В сети извивалась и кишела плотная масса какой-то темно-синей рыбы, и Сервилия невольно вздрогнула и отступила на несколько шагов назад, будто стремясь отойти как можно дальше от неприятного зрелища. Рыбак улыбнулся такой брезгливости и вытащил за хвост крупную рыбину. Она оказалась длиной почти с его руку и еще живой — отчаянно дергаясь, отвратительное создание к тому же бешено вращало глазами. Синяя чешуя была блестящей и безупречно гладкой, а вдоль спины, от хвоста к голове, тянулась еще более темная полоса. Сервилия кивнула и подняла руку, показывая пять пальцев.
— Капитан, пять штук вашей команде хватит? — уточнила она.
Римлянин проворчал что-то одобрительное и свистом подозвал двух подчиненных, чтобы те забрали покупку.
— Нескольких медных монеток вполне достаточно, госпожа, — посоветовал он.
Сервилия расстегнула стягивающий талию широкий пояс и достала деньги. Выбрала серебряный динарий и протянула его рыбаку. Тот поднял брови и достал из сети еще одну, самую большую рыбу, а потом затянул веревку. С выражением триумфатора взглянул на капитана и развязал узел на поручне, а потом перелез через него и нырнул в прозрачную голубую воду бухты. Сервилия, наклонившись, ждала, пока юноша покажется на поверхности. Вот наконец она его увидела и радостно рассмеялась, наблюдая, как ловко, сверкая на солнце, почти как рыба, красавец снова залез в свою лодчонку. Он втянул сеть на борт и помахал рукой.
— Какое прекрасное начало, — негромко произнесла Сервилия. Капитан в ответ пробормотал что-то невнятное.

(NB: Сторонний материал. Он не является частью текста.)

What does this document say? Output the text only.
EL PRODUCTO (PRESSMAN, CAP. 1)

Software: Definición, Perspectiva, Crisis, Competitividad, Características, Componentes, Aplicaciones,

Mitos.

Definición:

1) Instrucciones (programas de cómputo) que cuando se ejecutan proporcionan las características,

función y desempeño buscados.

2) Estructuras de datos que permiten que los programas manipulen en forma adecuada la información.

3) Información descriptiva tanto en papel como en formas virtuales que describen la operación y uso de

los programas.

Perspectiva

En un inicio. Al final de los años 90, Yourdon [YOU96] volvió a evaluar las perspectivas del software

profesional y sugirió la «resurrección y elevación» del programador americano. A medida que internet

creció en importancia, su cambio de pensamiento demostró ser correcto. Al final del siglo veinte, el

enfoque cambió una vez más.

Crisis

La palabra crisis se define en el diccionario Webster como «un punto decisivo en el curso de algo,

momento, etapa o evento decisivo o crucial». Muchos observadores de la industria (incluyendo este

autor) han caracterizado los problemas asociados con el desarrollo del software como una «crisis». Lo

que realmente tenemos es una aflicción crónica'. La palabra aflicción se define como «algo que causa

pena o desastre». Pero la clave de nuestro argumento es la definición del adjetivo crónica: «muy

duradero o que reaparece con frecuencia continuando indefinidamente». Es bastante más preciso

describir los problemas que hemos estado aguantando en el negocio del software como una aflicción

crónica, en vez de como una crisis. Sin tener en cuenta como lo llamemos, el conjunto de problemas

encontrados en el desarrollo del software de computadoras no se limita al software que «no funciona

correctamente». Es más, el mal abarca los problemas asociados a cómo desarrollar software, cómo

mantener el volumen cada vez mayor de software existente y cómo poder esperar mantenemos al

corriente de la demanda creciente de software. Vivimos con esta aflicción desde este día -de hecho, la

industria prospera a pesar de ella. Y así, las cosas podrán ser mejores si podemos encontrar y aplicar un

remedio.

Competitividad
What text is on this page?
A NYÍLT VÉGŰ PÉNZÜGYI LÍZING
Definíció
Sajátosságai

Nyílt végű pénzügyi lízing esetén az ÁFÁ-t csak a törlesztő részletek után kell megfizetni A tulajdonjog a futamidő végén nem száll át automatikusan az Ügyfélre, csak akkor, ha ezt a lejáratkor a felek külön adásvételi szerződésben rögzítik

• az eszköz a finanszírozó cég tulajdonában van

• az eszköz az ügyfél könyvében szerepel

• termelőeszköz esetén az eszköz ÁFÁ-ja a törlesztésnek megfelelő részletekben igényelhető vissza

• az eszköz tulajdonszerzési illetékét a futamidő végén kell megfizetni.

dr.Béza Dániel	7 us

Державшие рыбу моряки достали из стоявшего на палубе сундука тяжелые деревянные дубинки и, прежде чем Сервилия поняла, что они делают, начали с силой бить по блестящим рыбьим головам. От этих ударов вращающиеся глаза моментально исчезли, вся палуба оказалась забрызгана кровью. Одна капля даже попала на руку госпоже, и красавица поморщилась. Зато моряки явно наслаждались процедурой: так оживленно они не вели себя за все время плавания из Остии в Валенсию. Убийство будто вселяло в них жизненные силы — занимаясь своим грязным делом, они смеялись и шутили.
Наконец избиение закончилось. Вся палуба была покрыта кровью и серебряной рыбьей чешуей. Матросы спустили за борт полотняное ведро и старательно вымыли деревянный настил.
— В порту очень много кораблей, госпожа, — произнес капитан, щурясь от солнца. — Я, конечно, постараюсь встать на якорь как можно ближе, однако все равно придется ждать несколько часов, пока в доках освободится место.
Сервилия с тоской взглянула на Валенсию — неожиданно отчаянно захотелось ощутить под ногами землю.
— Вам виднее, капитан, — промолвила она в ответ.
Нависающие над портом горы заполнили горизонт; на фоне темно-синего неба они переливались всеми цветами радуги, от зеленого до красного. Где-то там, за горами, ее сын Брут. Как приятно будет наконец-то встретиться с ним!.. Стоило Сервилии подумать о молодом человеке, его друге, как сердце сжалось почти до боли. Интересно, каким он стал? Как изменили его годы? Римлянка бессознательно провела рукой по волосам, приглаживая выбившиеся от влажного морского ветра непослушные локоны.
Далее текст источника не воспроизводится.